«Maudie»: puedo yo sola
La obra de Maud Lewis (1903-1970) se encuentra justo en ese límite (a menudo indiscernible y gratuito) que separa el arte de la artesanía. Maudie vendía sus cuadros de estilo naif a la puerta de la minúscula cabaña en la que vivía con su marido, un rudo pescador de Marshalltown, en la provincia canadiense de Nueva Escocia. Normalmente eran tablas de pequeño tamaño que mostraban paisajes, escenas navideñas, pájaros, gatos, leñadores… Nunca cobró más de 10 dólares por sus obras. En la actualidad se han llegado a pagar 45.000 por alguna de ellas.
Lo curioso es que, aunque vivió toda su vida en un entorno de una austeridad miserable, el dinero nunca fue la principal de su preocupaciones. Maud estaba enferma. Sufrió toda su vida de artritis reumatoide, un trastorno muy doloroso que inflama las articulaciones y acaba provocando graves deformidades óseas. Desde pequeña, todo su entorno familiar la consideró una inválida. Ella no. Nunca. De ninguna manera.
Primero su hermano y luego su tía ejercieron sobre ella un cuidado tan exhaustivo que aquella pretendida asistencia no se diferenciaba mucho de la opresión. Finalmente, a los 35 años, decidió responder al anuncio que vio en el tablón de una tienda de ultramarinos y dejar atrás a sus familiares. El anuncio lo ponía un pescador y vendedor ambulante (interpretado en el filme por Ethan Hawke) que necesitaba una asistenta para su casa. Aunque decir casa quizás sea demasiado. Era más bien una vieja y minúscula cabaña instalada en medio de ninguna parte. Pero para Maud, ansiosa por escapar del control puritano de su tía, era más que suficiente.
La película que dirige la irlandesa Aisling Walsh no escamotea al espectador los episodios más duros de la relación entre Everett, el pescador huraño y emocionalmente inepto, y Maud, quien a base de ternura supo transformar en beneficio propio la hosca personalidad de su compañero. Esa es la clave para descifrar la vida y la obra de una mujer extraordinaria: la bondad, sí, ese atributo tan desvalorizado.

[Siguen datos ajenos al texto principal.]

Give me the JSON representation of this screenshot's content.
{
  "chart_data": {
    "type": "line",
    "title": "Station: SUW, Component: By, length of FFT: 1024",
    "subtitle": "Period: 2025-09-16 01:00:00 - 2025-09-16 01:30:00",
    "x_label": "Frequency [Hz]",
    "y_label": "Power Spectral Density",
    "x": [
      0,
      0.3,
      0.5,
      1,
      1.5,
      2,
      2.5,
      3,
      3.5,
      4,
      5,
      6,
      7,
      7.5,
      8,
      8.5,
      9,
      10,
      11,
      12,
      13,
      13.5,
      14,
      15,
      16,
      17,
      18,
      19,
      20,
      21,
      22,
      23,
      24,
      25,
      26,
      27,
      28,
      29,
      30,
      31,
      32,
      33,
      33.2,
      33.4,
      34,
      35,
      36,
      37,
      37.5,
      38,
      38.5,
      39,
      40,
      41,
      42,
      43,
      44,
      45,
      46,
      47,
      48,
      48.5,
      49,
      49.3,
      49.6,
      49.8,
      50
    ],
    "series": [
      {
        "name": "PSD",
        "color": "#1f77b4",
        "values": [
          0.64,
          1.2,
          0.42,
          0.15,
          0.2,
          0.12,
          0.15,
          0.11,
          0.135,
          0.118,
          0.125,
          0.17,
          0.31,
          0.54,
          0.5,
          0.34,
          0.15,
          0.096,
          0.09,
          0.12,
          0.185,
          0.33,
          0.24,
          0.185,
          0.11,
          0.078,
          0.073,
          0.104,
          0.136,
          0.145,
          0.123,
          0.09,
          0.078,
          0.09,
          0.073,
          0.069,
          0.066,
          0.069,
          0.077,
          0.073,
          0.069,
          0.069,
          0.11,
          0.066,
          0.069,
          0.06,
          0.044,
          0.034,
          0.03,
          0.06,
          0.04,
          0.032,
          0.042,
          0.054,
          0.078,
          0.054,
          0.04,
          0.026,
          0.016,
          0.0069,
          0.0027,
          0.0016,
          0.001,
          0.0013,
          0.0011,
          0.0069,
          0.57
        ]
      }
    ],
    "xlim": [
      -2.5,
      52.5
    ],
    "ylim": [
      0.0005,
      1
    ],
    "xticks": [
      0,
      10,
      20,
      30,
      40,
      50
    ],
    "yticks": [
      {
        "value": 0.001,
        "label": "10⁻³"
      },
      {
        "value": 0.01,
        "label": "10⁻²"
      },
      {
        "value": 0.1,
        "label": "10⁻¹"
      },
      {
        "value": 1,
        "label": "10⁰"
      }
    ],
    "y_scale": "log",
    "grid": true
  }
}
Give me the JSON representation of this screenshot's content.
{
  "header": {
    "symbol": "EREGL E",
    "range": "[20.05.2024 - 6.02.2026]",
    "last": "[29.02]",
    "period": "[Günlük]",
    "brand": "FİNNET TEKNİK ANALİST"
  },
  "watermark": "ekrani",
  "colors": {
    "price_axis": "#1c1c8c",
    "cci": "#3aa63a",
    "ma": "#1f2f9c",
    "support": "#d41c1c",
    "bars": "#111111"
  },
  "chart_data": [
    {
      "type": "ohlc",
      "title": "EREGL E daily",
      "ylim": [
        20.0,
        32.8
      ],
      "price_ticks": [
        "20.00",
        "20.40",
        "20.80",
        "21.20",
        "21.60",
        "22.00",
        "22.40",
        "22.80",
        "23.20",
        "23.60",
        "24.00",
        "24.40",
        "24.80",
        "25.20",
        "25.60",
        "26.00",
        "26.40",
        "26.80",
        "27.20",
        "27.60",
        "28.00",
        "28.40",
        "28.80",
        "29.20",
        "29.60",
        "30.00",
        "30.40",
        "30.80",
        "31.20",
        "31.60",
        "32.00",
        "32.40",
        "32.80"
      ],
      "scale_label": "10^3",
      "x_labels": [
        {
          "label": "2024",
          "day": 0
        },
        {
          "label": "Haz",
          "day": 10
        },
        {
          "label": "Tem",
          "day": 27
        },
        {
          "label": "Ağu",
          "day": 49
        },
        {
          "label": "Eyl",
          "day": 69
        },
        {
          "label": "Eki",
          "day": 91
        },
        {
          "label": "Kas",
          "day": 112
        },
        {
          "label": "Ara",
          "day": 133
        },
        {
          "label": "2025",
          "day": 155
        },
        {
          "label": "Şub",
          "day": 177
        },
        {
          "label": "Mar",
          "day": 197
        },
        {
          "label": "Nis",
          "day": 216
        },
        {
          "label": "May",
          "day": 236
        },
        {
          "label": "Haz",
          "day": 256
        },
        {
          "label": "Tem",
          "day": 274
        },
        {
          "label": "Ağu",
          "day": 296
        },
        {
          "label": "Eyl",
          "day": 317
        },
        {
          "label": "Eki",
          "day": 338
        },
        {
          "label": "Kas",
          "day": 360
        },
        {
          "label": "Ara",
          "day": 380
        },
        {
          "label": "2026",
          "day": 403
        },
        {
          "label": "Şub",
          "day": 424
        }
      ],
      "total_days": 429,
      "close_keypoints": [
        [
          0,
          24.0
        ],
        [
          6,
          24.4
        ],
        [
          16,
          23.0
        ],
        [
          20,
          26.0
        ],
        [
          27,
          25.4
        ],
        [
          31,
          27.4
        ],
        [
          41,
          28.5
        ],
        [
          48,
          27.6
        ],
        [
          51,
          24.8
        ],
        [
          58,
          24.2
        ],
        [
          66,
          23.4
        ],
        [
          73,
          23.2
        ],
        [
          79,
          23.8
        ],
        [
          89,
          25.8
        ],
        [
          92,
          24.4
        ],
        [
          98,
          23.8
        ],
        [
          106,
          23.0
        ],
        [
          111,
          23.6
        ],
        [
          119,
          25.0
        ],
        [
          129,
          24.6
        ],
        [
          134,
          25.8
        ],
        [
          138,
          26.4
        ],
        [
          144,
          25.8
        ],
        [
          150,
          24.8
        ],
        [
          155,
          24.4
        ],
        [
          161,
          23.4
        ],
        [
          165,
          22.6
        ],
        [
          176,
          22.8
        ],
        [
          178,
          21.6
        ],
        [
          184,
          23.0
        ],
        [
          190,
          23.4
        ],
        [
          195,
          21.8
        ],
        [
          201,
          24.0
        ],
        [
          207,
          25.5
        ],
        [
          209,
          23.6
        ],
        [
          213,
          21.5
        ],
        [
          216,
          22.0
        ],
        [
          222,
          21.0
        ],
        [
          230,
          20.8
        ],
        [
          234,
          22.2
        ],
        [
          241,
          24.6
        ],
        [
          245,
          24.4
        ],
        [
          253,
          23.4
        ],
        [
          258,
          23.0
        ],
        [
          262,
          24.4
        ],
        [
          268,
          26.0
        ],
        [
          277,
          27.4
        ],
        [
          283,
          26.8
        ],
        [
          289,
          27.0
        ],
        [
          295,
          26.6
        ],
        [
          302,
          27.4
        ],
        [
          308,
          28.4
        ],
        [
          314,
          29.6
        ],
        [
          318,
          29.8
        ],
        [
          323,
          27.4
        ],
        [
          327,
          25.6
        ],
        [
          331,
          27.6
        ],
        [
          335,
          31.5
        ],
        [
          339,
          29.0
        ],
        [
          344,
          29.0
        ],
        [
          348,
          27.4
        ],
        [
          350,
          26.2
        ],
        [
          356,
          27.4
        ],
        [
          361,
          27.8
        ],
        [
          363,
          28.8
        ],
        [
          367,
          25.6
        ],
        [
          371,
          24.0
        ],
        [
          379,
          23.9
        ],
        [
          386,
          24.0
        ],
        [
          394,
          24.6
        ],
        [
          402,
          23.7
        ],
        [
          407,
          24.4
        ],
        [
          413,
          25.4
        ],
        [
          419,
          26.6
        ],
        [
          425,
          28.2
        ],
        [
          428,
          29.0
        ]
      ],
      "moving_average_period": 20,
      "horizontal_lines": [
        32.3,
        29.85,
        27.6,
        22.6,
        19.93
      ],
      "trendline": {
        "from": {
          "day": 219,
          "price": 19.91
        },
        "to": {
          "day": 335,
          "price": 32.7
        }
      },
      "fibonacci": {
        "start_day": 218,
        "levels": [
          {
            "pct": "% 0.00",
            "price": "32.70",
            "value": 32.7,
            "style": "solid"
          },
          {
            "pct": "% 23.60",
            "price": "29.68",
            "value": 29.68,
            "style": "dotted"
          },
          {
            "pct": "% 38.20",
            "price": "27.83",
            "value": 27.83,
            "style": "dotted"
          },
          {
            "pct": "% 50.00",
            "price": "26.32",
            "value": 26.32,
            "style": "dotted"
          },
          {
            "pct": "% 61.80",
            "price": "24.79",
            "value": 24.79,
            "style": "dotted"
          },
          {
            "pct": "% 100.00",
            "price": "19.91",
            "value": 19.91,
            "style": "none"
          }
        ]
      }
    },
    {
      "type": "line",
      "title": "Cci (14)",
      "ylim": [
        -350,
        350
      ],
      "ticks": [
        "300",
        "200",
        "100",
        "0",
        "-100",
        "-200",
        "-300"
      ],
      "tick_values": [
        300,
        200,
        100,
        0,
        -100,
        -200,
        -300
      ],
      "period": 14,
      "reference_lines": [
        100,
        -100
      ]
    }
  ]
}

Maud Lewis, con sus manos retorcidas y su joroba a cuestas, fue una mujer bondadosa que respondía al desprecio y a las jugarretas de una vida desgraciada simplemente pasando página. Ella, que hubiera tenido sobradas razones para ahogarse en el rencor (contra su hermano, contra su tía, contra su marido, contra las habladurías de todo su pueblo), se volcó en sus pinceles, sus pinturas, sus flores, sus gatitos, sus mariposas.
Maud pintaba todo lo que estaba a su alcance, incluida la destartalada cabaña en la que vivía. Después de varias décadas decorando hasta el último rincón, la propia casa terminó siendo una de sus grandes creaciones.